Unicode Encoding of the Yi Script


Unicode Encoding of the Standardised Liangshan Yi Script

Since Version 3.0, Unicode has included two blocks covering the standardised Liangshan Yi script (as devised in 1974 and officially promulgated in 1980 as the "Scheme for the Standardisation of the Yi Script" 彝文规范方案) :


For details of the history of the encoding of the Yi script see N1187 "Encoding the Yi script" (1995-03-24) by Michael Everson.



Yi Syllables

The Unicode implementation of the Yi Syllables block is based on the 1991 PRC standard GB 13134-91.

The Yi Syllables block comprises 1,165 syllables, of which 1,164 represent all of the allowable syllables of the Liangshan Yi dialect (a syllable comprising consonant initial, vowel medial and tone final components), and one is a syllable repetition symbol [U+A015]. Of the 1,164 syllable syllables, 819 are unique syllables representing syllables with a t, Null or p tone, and 345 are diacritical modifications of one the 819 primary syllables in order to represent syllables with an x tone. 342 of the 345 x-tone syllables are modifications of the syllable for the corresponding syllable with a Null tone (e.g. the syllable ix [U+A001] is a diacritical modification of the syllable i [U+A002]).
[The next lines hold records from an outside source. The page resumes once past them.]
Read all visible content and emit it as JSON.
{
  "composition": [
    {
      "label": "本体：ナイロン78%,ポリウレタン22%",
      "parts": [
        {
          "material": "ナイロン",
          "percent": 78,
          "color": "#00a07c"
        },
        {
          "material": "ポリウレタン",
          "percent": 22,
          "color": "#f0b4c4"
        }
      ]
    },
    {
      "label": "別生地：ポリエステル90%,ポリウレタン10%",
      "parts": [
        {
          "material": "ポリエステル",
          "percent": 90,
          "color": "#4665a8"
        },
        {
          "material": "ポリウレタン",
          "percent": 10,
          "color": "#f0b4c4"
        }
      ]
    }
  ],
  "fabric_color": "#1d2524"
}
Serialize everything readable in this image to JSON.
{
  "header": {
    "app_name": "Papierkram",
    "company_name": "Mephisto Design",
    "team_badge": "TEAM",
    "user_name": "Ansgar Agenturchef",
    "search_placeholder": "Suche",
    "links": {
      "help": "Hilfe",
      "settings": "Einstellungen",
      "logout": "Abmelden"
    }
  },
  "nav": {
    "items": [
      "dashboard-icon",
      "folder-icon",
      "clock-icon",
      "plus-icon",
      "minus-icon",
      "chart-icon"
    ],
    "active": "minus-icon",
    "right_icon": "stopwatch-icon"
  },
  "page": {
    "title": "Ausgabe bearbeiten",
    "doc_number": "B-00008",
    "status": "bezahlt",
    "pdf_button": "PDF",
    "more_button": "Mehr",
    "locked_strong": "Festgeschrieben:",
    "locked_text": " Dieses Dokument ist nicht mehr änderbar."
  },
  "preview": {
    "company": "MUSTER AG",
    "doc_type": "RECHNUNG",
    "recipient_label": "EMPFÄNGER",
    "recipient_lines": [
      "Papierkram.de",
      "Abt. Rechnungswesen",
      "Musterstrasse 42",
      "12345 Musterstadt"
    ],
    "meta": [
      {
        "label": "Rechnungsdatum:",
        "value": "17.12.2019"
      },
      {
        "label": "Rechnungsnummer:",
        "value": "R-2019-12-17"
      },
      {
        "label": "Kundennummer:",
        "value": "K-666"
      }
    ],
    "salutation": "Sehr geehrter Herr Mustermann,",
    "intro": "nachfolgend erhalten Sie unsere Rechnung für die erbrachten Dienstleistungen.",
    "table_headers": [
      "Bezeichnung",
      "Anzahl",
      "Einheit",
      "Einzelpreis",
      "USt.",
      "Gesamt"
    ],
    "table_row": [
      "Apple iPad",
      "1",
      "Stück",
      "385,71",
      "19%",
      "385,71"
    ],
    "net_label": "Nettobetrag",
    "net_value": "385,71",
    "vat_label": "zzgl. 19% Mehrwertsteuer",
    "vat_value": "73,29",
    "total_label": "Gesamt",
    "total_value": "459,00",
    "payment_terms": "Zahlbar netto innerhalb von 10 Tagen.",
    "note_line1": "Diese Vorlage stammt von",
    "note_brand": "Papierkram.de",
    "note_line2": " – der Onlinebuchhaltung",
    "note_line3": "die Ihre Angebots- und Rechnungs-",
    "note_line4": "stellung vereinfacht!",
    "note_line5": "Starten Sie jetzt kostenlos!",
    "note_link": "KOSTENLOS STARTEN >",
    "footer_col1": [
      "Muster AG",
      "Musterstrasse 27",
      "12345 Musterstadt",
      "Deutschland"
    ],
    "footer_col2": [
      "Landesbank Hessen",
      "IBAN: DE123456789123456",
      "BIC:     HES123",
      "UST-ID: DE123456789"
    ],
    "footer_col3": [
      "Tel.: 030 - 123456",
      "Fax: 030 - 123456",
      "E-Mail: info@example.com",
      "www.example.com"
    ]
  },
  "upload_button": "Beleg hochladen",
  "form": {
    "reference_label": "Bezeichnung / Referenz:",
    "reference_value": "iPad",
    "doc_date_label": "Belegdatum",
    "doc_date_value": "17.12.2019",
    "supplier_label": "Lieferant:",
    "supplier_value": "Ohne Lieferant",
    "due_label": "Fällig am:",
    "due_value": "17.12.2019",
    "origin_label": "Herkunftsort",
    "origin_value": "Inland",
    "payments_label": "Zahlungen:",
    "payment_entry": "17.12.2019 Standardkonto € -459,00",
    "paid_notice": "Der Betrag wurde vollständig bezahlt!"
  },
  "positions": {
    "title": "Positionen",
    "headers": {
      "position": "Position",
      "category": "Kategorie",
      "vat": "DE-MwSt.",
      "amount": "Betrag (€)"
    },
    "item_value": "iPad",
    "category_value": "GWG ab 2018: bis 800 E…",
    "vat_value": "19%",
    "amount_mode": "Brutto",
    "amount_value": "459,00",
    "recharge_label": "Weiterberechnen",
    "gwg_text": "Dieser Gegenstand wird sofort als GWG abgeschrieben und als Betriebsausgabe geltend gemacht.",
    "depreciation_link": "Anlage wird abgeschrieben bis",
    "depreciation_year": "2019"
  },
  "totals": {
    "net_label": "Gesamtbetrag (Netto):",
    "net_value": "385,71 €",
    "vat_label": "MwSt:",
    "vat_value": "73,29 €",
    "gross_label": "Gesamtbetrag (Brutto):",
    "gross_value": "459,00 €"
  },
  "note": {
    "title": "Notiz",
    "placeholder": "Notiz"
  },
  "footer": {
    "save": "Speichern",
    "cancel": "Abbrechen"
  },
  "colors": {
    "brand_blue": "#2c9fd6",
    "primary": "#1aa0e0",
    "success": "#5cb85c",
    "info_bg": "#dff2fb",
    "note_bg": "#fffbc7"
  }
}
In three instances, there is no corresponding syllable with a Null tone, and the x-tone syllable is a diacritical modification of the syllable for the corresponding syllable with a p-tone ( hnox from hnop, nzox from nzop, and vex from vep). In all cases the x-tone modification is indicated by an inverted breve mark over the primary syllable. It could be argued that the x-tone syllables need not have been given individual code points, but could have been encoded by means of a combining diacritical character that could be appended to a primary syllable. However, this would allow users to enter invalid syllable/diacritical combinations, and so hard-coding the modified syllables corresponding to x-tone syllables is a far simpler solution.

The names given to the syllables in the Unicode standard are the spelling of the syllables in the Latin alphabet designed for representing the Liangshan Yi language in 1956. Note that the syllable repetition symbol w is called "YI SYLLABLE WU" in the Unicode standard, which is misnomer, as this syllable has no fixed phonetic value, and simply indicates a replication of the preceding syllable (sometimes with tonal mutation). In the Latin alphabet designed for Liangshan Yi this syllable is represented by the letter "w" appended to the preceding word (e.g. ꃪꀕ vatw). To the best of my knowledge, it is never represented by "wu".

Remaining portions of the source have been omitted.